What High Foreign Ownership Means for Policy
Foreign portfolio ownership is not inherently problematic — it deepens markets, improves price discovery, and diversifies the investor base for government and corporate issuers. But it creates two forms of structural sensitivity that policymakers must manage.
Refinancing dependency. Countries with high foreign ownership of their sovereign debt face a potential "sudden stop" risk: if foreign investors collectively decide to reduce European exposure — due to global risk-off sentiment, geopolitical developments, or sovereign credit concerns — the immediate effect is rising yields and tightening financing conditions for governments. The 2010-2012 eurozone sovereign debt crisis demonstrated how quickly this dynamic can escalate. Italy's spread over German Bunds reached over 500 basis points at the peak; Portugal and Greece required IMF-EU bailout programmes.
Currency and monetary policy constraints.
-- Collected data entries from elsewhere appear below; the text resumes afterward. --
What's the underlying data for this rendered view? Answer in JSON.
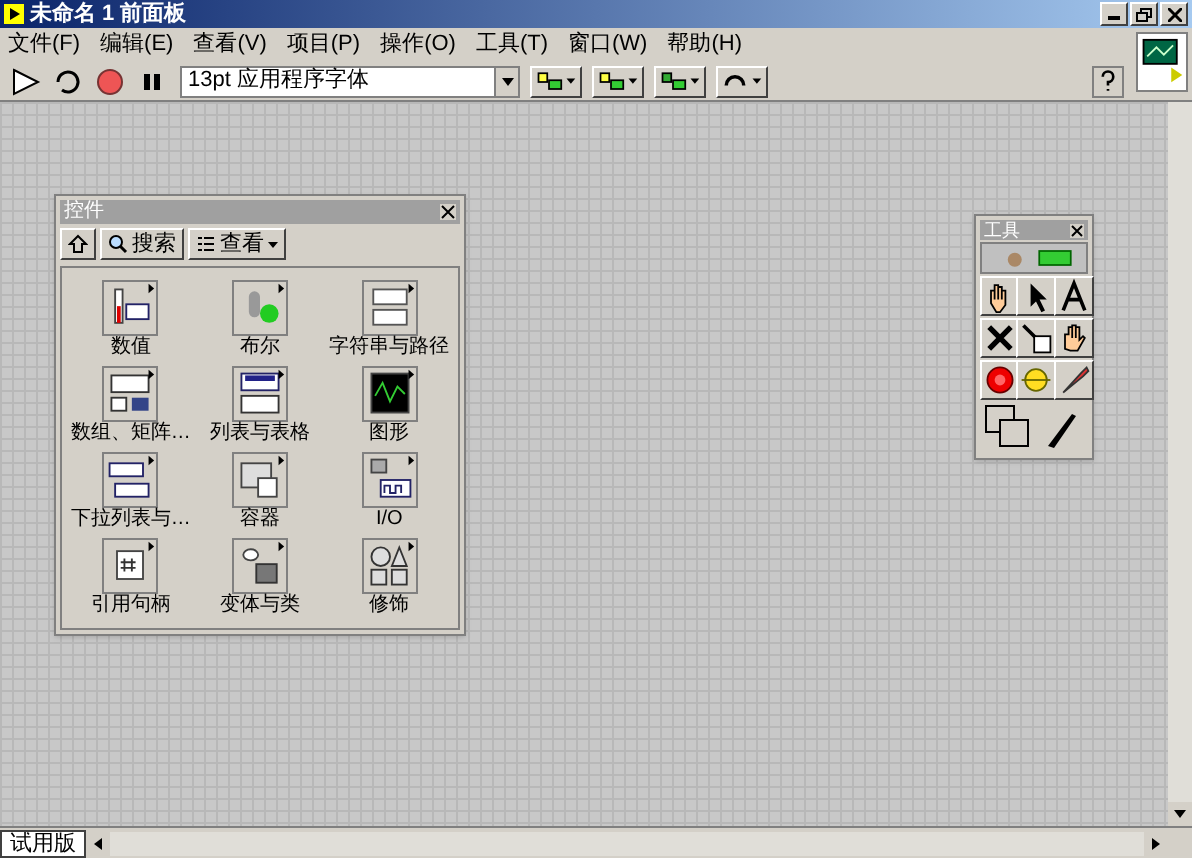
{
  "window": {
    "title": "未命名 1 前面板"
  },
  "menu": [
    "文件(F)",
    "编辑(E)",
    "查看(V)",
    "项目(P)",
    "操作(O)",
    "工具(T)",
    "窗口(W)",
    "帮助(H)"
  ],
  "toolbar": {
    "font": "13pt 应用程序字体"
  },
  "controls_palette": {
    "title": "控件",
    "search": "搜索",
    "view": "查看",
    "items": [
      {
        "label": "数值",
        "kind": "numeric"
      },
      {
        "label": "布尔",
        "kind": "boolean"
      },
      {
        "label": "字符串与路径",
        "kind": "string"
      },
      {
        "label": "数组、矩阵…",
        "kind": "array"
      },
      {
        "label": "列表与表格",
        "kind": "list"
      },
      {
        "label": "图形",
        "kind": "graph"
      },
      {
        "label": "下拉列表与…",
        "kind": "ring"
      },
      {
        "label": "容器",
        "kind": "container"
      },
      {
        "label": "I/O",
        "kind": "io"
      },
      {
        "label": "引用句柄",
        "kind": "refnum"
      },
      {
        "label": "变体与类",
        "kind": "variant"
      },
      {
        "label": "修饰",
        "kind": "decoration"
      }
    ]
  },
  "tools_palette": {
    "title": "工具"
  },
  "status_bar": {
    "tab": "试用版"
  }
}
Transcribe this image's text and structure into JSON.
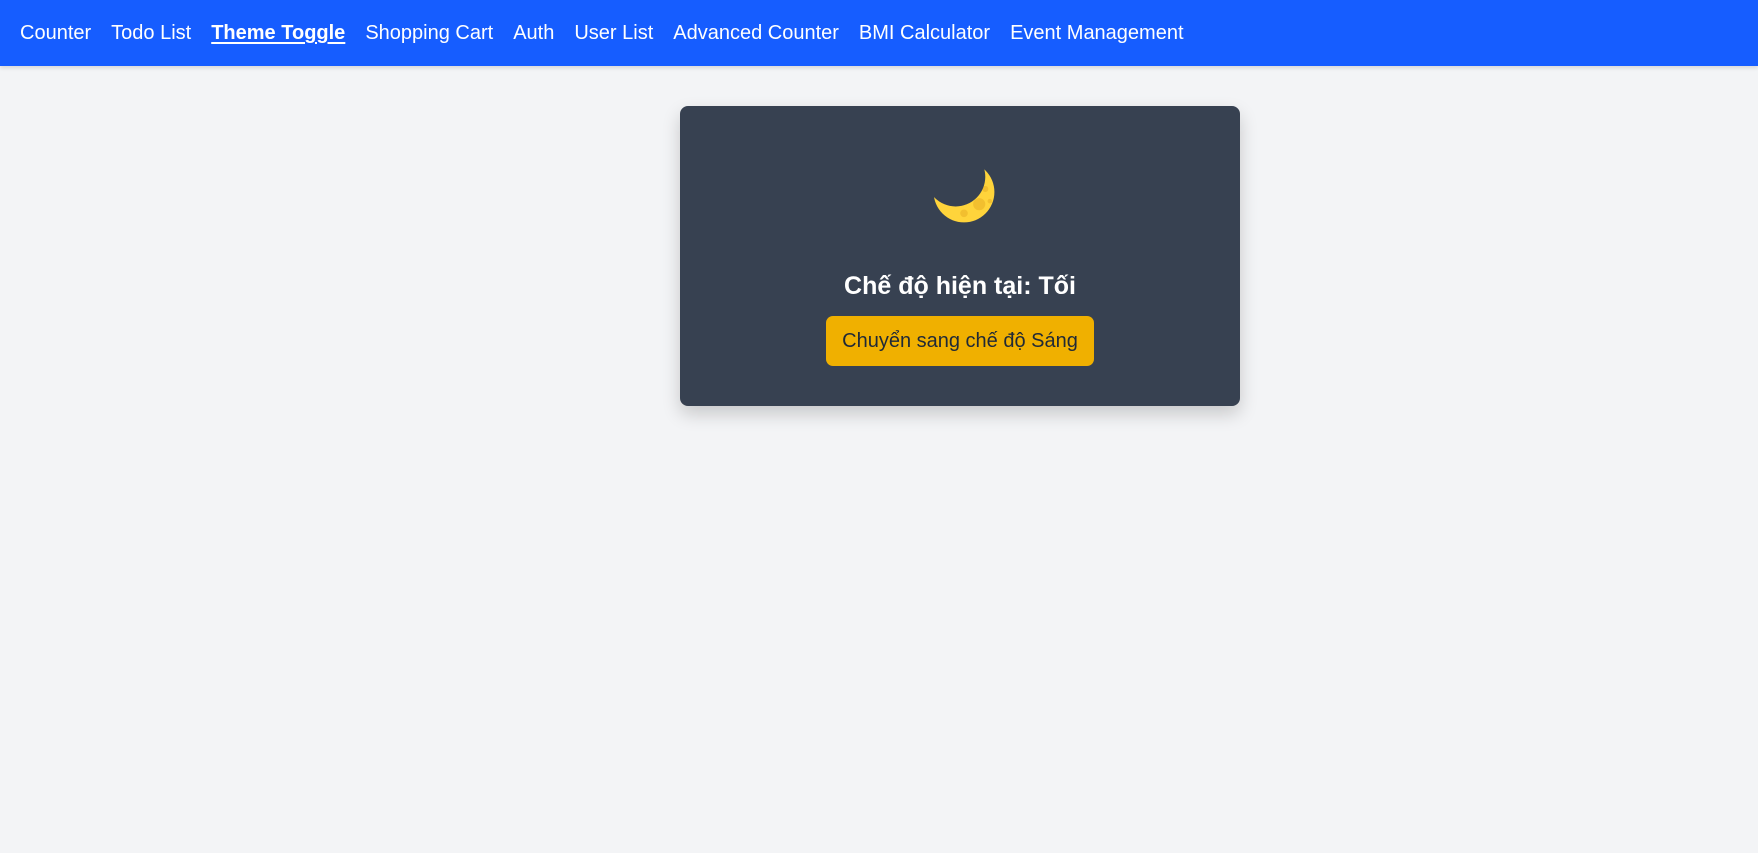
{
  "nav": {
    "items": [
      {
        "label": "Counter"
      },
      {
        "label": "Todo List"
      },
      {
        "label": "Theme Toggle"
      },
      {
        "label": "Shopping Cart"
      },
      {
        "label": "Auth"
      },
      {
        "label": "User List"
      },
      {
        "label": "Advanced Counter"
      },
      {
        "label": "BMI Calculator"
      },
      {
        "label": "Event Management"
      }
    ],
    "active": "Theme Toggle"
  },
  "theme_card": {
    "icon": "crescent-moon-icon",
    "title": "Chế độ hiện tại: Tối",
    "button_label": "Chuyển sang chế độ Sáng"
  },
  "colors": {
    "navbar": "#165dff",
    "page_background": "#f3f4f6",
    "card_background": "#374151",
    "button_background": "#f0b000",
    "moon": "#ffd43b"
  }
}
For eurozone members, foreign portfolio ownership operates within a shared currency framework that eliminates exchange rate risk for euro-denominated investors. This has encouraged deep eurozone cross-border investment. But it also means that member states cannot use currency depreciation to relieve debt service pressure — the adjustment mechanism must be internal (austerity, structural reform) rather than external.
The PIP data is one of the few systematic tools available for tracking the evolution of this foreign ownership dynamic over time. As the eurozone deepens capital markets integration under the Capital Markets Union agenda, the inward investment figures for European economies will grow — and so will the importance of understanding their composition and origin.
Data source: International Monetary Fund (IMF), Portfolio Investment Positions (PIP) dataset, Coordinated Portfolio Investment Survey (CPIS). ACCOUNTING_ENTRY=L (liabilities = inward portfolio investment), SECTOR=S1 (total economy), COUNTERPART_COUNTRY=G001 (all counterpart countries), semiannual frequency (S). Equity = INDICATOR P_F51_P_USD; Debt = P_F3_P_USD; Total = P_TOTINV_P_USD. Ireland and Luxembourg excluded from main ranking due to fund domicile effects. GDP: IMF World Economic Outlook 2024 estimates.